Article proposé par Exponaute
Rues bleutées et désolées du port normand des Parapluies de Cherbourg, couleurs éclatantes de la ville ensoleillée des Demoiselles de Rochefort : le cinéma de Demy est un Technicolor qui n’a rien à envier aux toiles de l’Américain Edward Hopper, dont on retrouve dans le regard lunaire des sœurs Dorléac la mélancolie des figures féminines.
L’exposition de la Cinémathèque présente une œuvre d’Ed Ruscha, l’une de ses célèbres sérigraphies de stations-services de la série Standard Station. Manière de rappeler l’importance dans les films de Demy des espaces vides – exemple la grande place de Rochefort – et des signes de la modernité, visibles notamment dans la Californie de Model Shop, tourné en 1968 à Los Angeles.
Jacques Demy peintre semble surtout influencé par l’hédonisme solaire – sensible dans les Demoiselles de Rochefort et la luxure hippie de Model Shop – du Californien David Hockney, dont est exposée l’une des Swimming Pools. On note également, dans ses nus solitaires sur la plage, une pointe de surréalisme à la Picasso ou à la Magritte.
Reconstituée dans l’exposition, la galerie d’art moderne Lancien, où sont tournées plusieurs scènes des Demoiselles de Rochefort, abrite des œuvres de Pop Art et d’Op Art, un portrait de Delphine dans le style de Bernard Buffet, ainsi qu’un Mobile de Calder. L’intérêt de Jacques Demy pour l’art moderne se retrouve également dans sa manière d’abstractiser les formes et de rendre ses films très graphiques, par les couleur nettes et les motifs simples.
Dans la même scène de la galerie Lancien, on retrouve une œuvre qui évoque fortement les Tirs de Niki de Saint-Phalle : à proximité d’un revolver, des sacs de peinture sont suspendus au-dessus d’une toile, dont certains ont éclaté et laissé la couleur se répandre sur le support. Œuvres abstraites et colorées, les Tirs de la « Nouvelle Réaliste » n’en sont pas moins des témoignages de violence. Une violence sourde que l’on retrouve dans les films de Demy, où il est souvent question d’amour, mais aussi d’inceste (Peau d’âne, Trois places pour le 26), de mort (Une chambre en ville) ou de prostitution (Lola).
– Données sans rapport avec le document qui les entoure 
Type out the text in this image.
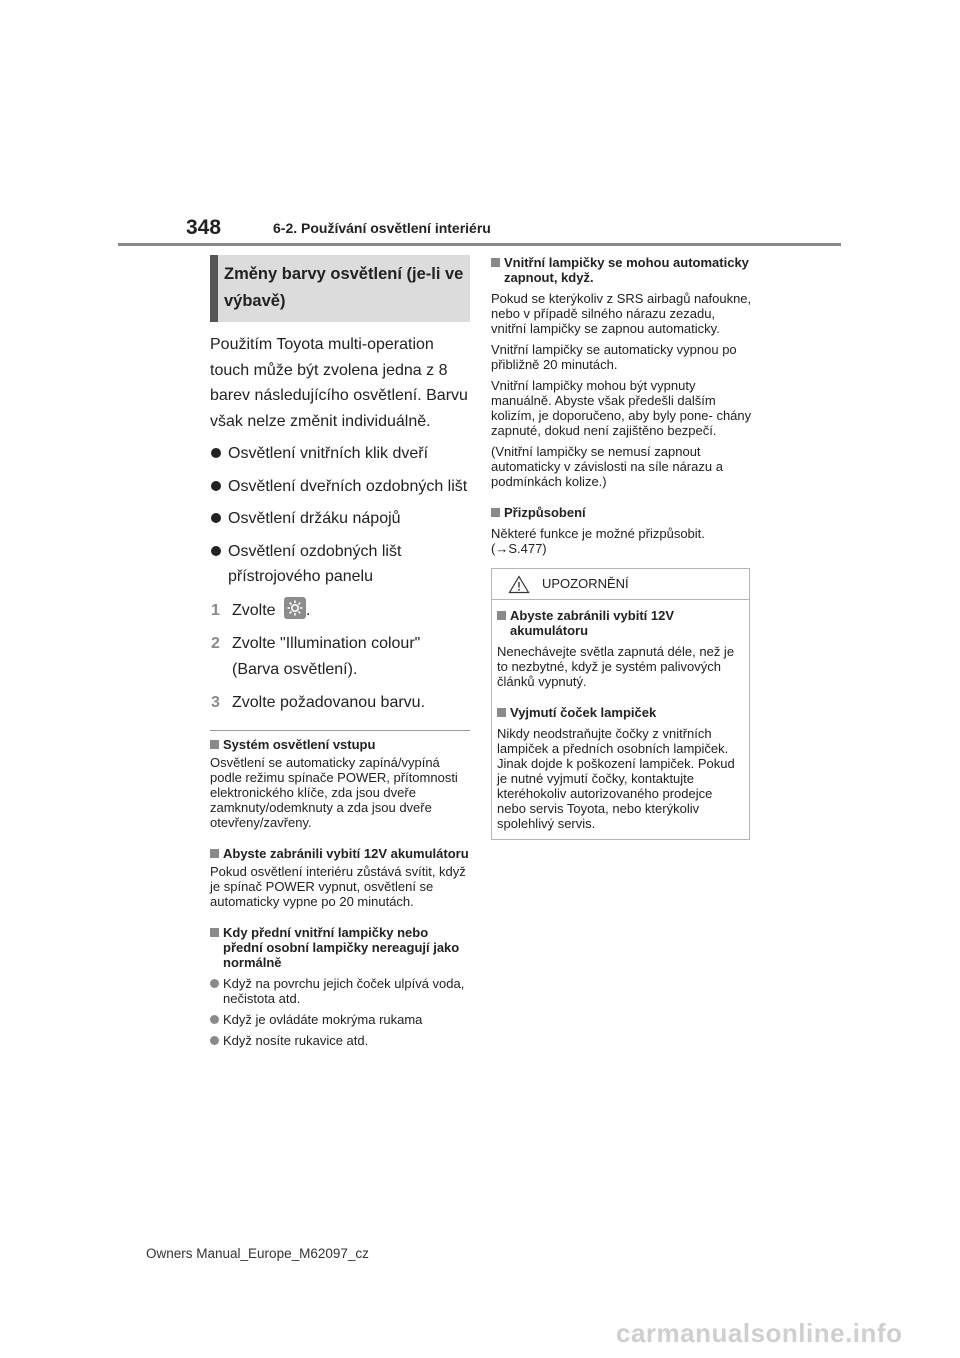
348	6-2. Používání osvětlení interiéru
Změny barvy osvětlení (je-li ve výbavě)

Použitím Toyota multi-operation touch může být zvolena jedna z 8 barev následujícího osvětlení. Barvu však nelze změnit individuálně.

Osvětlení vnitřních klik dveří
Osvětlení dveřních ozdobných lišt
Osvětlení držáku nápojů
Osvětlení ozdobných lišt přístrojového panelu
1 Zvolte .
2 Zvolte "Illumination colour" (Barva osvětlení).
3 Zvolte požadovanou barvu.
Systém osvětlení vstupu
Osvětlení se automaticky zapíná/vypíná podle režimu spínače POWER, přítomnosti elektronického klíče, zda jsou dveře zamknuty/odemknuty a zda jsou dveře otevřeny/zavřeny.
Abyste zabránili vybití 12V akumulátoru
Pokud osvětlení interiéru zůstává svítit, když je spínač POWER vypnut, osvětlení se automaticky vypne po 20 minutách.
Kdy přední vnitřní lampičky nebo přední osobní lampičky nereagují jako normálně
Když na povrchu jejich čoček ulpívá voda, nečistota atd.
Když je ovládáte mokrýma rukama
Když nosíte rukavice atd.
Vnitřní lampičky se mohou automaticky zapnout, když.
Pokud se kterýkoliv z SRS airbagů nafoukne, nebo v případě silného nárazu zezadu, vnitřní lampičky se zapnou automaticky.
Vnitřní lampičky se automaticky vypnou po přibližně 20 minutách.
Vnitřní lampičky mohou být vypnuty manuálně. Abyste však předešli dalším kolizím, je doporučeno, aby byly pone- chány zapnuté, dokud není zajištěno bezpečí.
(Vnitřní lampičky se nemusí zapnout automaticky v závislosti na síle nárazu a podmínkách kolize.)
Přizpůsobení
Některé funkce je možné přizpůsobit. (→S.477)
UPOZORNĚNÍ
Abyste zabránili vybití 12V akumulátoru
Nenechávejte světla zapnutá déle, než je to nezbytné, když je systém palivových článků vypnutý.
Vyjmutí čoček lampiček
Nikdy neodstraňujte čočky z vnitřních lampiček a předních osobních lampiček. Jinak dojde k poškození lampiček. Pokud je nutné vyjmutí čočky, kontaktujte kteréhokoliv autorizovaného prodejce nebo servis Toyota, nebo kterýkoliv spolehlivý servis.
Owners Manual_Europe_M62097_cz
carmanualsonline.info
Comme chez le peintre nabi Edouard Vuillard (et son confrère Pierre Bonnard), Jacques Demy surcharge de motifs décoratifs et de couleurs saturées les intérieurs dans lesquels les personnages étouffent de leur propre vie : couple déchiré d’Une chambre en ville, corps contraint de Lola, destins inextricables des Parapluies de Cherbourg, drame rouge sang de Parking.
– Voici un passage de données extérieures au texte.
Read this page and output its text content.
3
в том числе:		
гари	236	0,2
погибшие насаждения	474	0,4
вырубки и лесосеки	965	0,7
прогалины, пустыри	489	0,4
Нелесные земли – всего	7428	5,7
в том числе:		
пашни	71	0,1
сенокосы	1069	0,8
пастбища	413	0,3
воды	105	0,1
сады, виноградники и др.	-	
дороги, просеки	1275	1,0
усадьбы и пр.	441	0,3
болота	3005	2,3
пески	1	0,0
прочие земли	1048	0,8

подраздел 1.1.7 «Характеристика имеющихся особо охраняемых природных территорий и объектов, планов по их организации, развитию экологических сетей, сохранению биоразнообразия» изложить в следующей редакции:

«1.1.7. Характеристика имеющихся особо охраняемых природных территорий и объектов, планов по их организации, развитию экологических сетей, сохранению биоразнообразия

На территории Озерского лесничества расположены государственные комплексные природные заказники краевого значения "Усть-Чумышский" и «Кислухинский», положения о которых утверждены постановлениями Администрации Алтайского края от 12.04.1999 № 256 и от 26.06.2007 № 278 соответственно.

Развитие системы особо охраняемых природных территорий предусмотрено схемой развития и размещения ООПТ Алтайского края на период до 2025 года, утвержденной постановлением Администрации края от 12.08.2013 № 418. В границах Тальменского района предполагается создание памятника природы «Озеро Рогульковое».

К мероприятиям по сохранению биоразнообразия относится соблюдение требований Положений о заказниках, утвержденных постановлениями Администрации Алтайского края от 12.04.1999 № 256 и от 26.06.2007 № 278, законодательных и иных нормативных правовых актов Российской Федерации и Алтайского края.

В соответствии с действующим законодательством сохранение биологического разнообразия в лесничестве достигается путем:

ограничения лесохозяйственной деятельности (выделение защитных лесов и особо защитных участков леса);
Grand admirateur de Jean Cocteau et de La Belle et la Bête, Demy s’en inspire largement pour adapter le Peau d’âne de Charles Perrault, avec Catherine Deneuve et Jacques Perrin, dont on retrouve les motifs fétiches : robes féeriques, miroir, château, rose, etc. En 1985, il fait également jouer son idole Jean Marais dans son avant-dernier film Parking, inspiré de l’Orphée de Cocteau, bouclant ainsi la boucle.